Insectivorous bats of the family Vespertilionidae were recently shown to carry viruses that are probably conspecific with MERS-CoV (9). However, the limited rate of contact between humans and insectivorous bats makes a continuous and frequent acquisition of MERS-CoV from bats an unlikely scenario. In a manner similar to observations regarding severe acute respiratory syndrome CoV (SARS-CoV), an intermediate reservoir host might exist from which human infections are acquired. Dromedary camels from different regions in Africa and the Arabian Peninsula have been shown to have antibodies against MERS-CoV (10,11). Animals from the Arabian Peninsula had high neutralizing serum activities overall and reciprocal antibody titers ≤320–1,280, which support recent infection with MERS-CoV or a highly related virus. Thus, dromedary camels might serve as intermediate hosts. However, detailed serologic studies in countries with actual incidence of MERS-CoV infections in humans have not been conducted.

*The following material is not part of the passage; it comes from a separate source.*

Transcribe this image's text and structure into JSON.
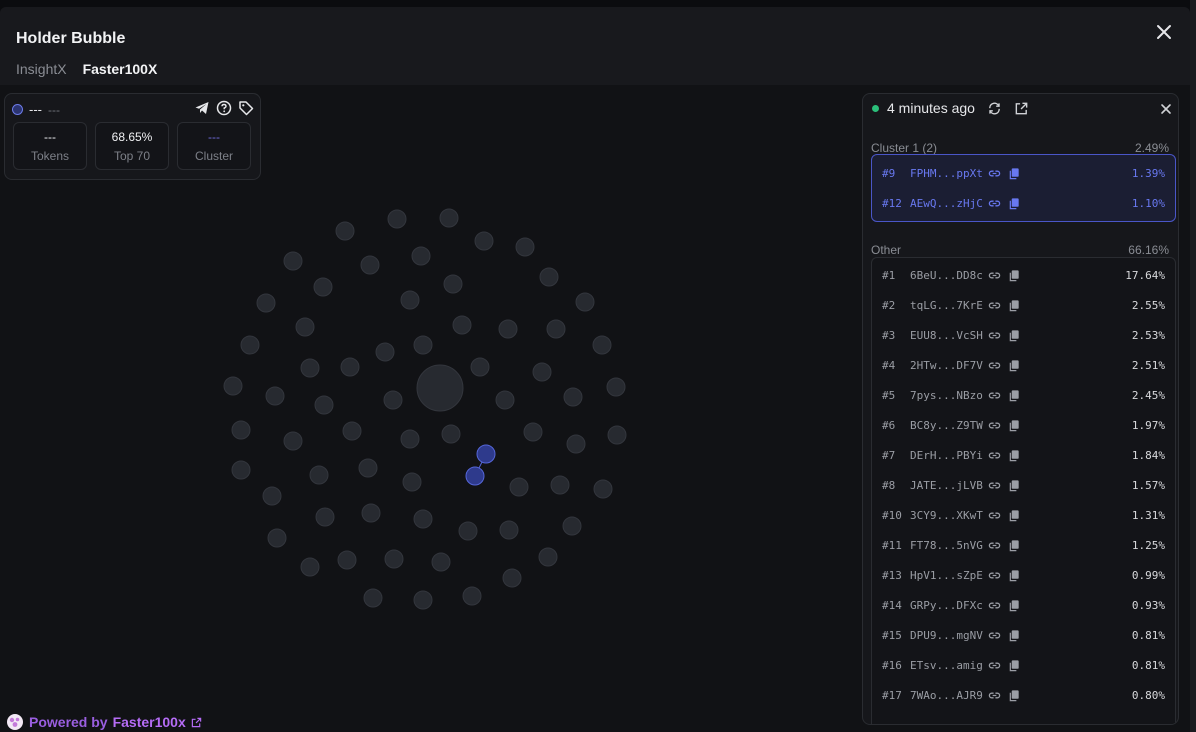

Serologic analysis of CoVs is challenging because of cross-reactivity between CoVs infecting the same host and the broad distribution of CoVs in diverse mammalian species (6,7,12–14). Antibodies directed against some of the major antigens of different CoVs are known to cross-react in standard serologic assays (15,16). Potential cross-reactivity is a diagnostic challenge because camelids are known to be infected with bovine CoV (BCoV), a distinct betacoronavirus of phylogenetic lineage A unrelated to the MERS-CoV (17,18). As an additional challenge, camel immunoglobulins lack a light chain peptide, which affects specific physical properties, such as altered size and stability, compared with immunoglobulins of other mammals (19,20). The influence of this feature on serologic assays has not been thoroughly investigated. Thus, serologic assays should be applied with caution, and different assay formats should be tested concurrently.

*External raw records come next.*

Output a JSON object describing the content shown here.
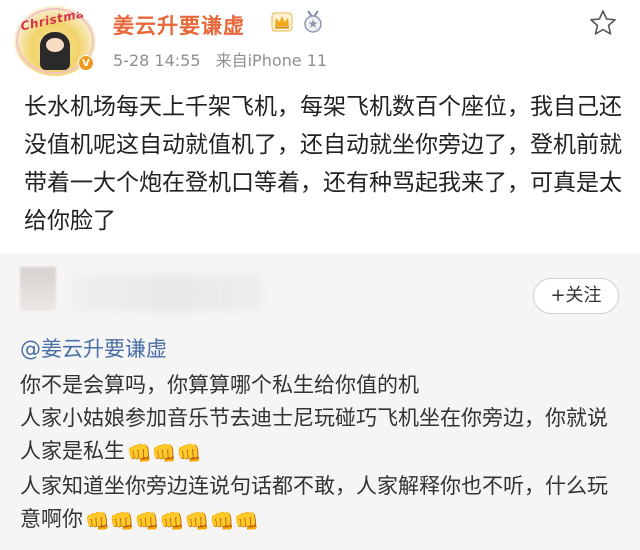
{
  "post": {
    "avatar_caption": "Christmas",
    "vip_mark": "V",
    "username": "姜云升要谦虚",
    "time": "5-28 14:55",
    "source": "来自iPhone 11",
    "body": "长水机场每天上千架飞机，每架飞机数百个座位，我自己还没值机呢这自动就值机了，还自动就坐你旁边了，登机前就带着一大个炮在登机口等着，还有种骂起我来了，可真是太给你脸了"
  },
  "comment": {
    "follow_label": "+关注",
    "mention": "@姜云升要谦虚",
    "lines": [
      "你不是会算吗，你算算哪个私生给你值的机",
      "人家小姑娘参加音乐节去迪士尼玩碰巧飞机坐在你旁边，你就说人家是私生",
      "人家知道坐你旁边连说句话都不敢，人家解释你也不听，什么玩意啊你"
    ],
    "line2_emoji": "👊👊👊",
    "line3_emoji": "👊👊👊👊👊👊👊"
  },
  "colors": {
    "username": "#e8683a",
    "mention": "#4a6fa5",
    "meta": "#8f8f8f",
    "comment_bg": "#f5f5f5"
  },
  "icons": [
    "star-icon",
    "crown-badge-icon",
    "medal-badge-icon",
    "fist-emoji-icon"
  ]
}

We reported a 2-staged approach for MERS-CoV serologic analysis in humans (15,16). Expanding upon these studies, we used in the present study a recombinant MERS-CoV spike protein immunofluroescence assay (rIFA) augmented by a validated protein microarray (10,21), followed by MERS-CoV–specific neutralization assay, to screen 651 dromedary camel serum samples from the United Arabian Emirates. Cross-reactivity against clade A betacoronaviruses was assessed by using a immunofluorescence assay (IFA) and a BCoV-specific neutralization assay. Serum samples obtained in 2003 and 2013 were compared to obtain information for the time in which MERS-related CoV has been circulating in camels.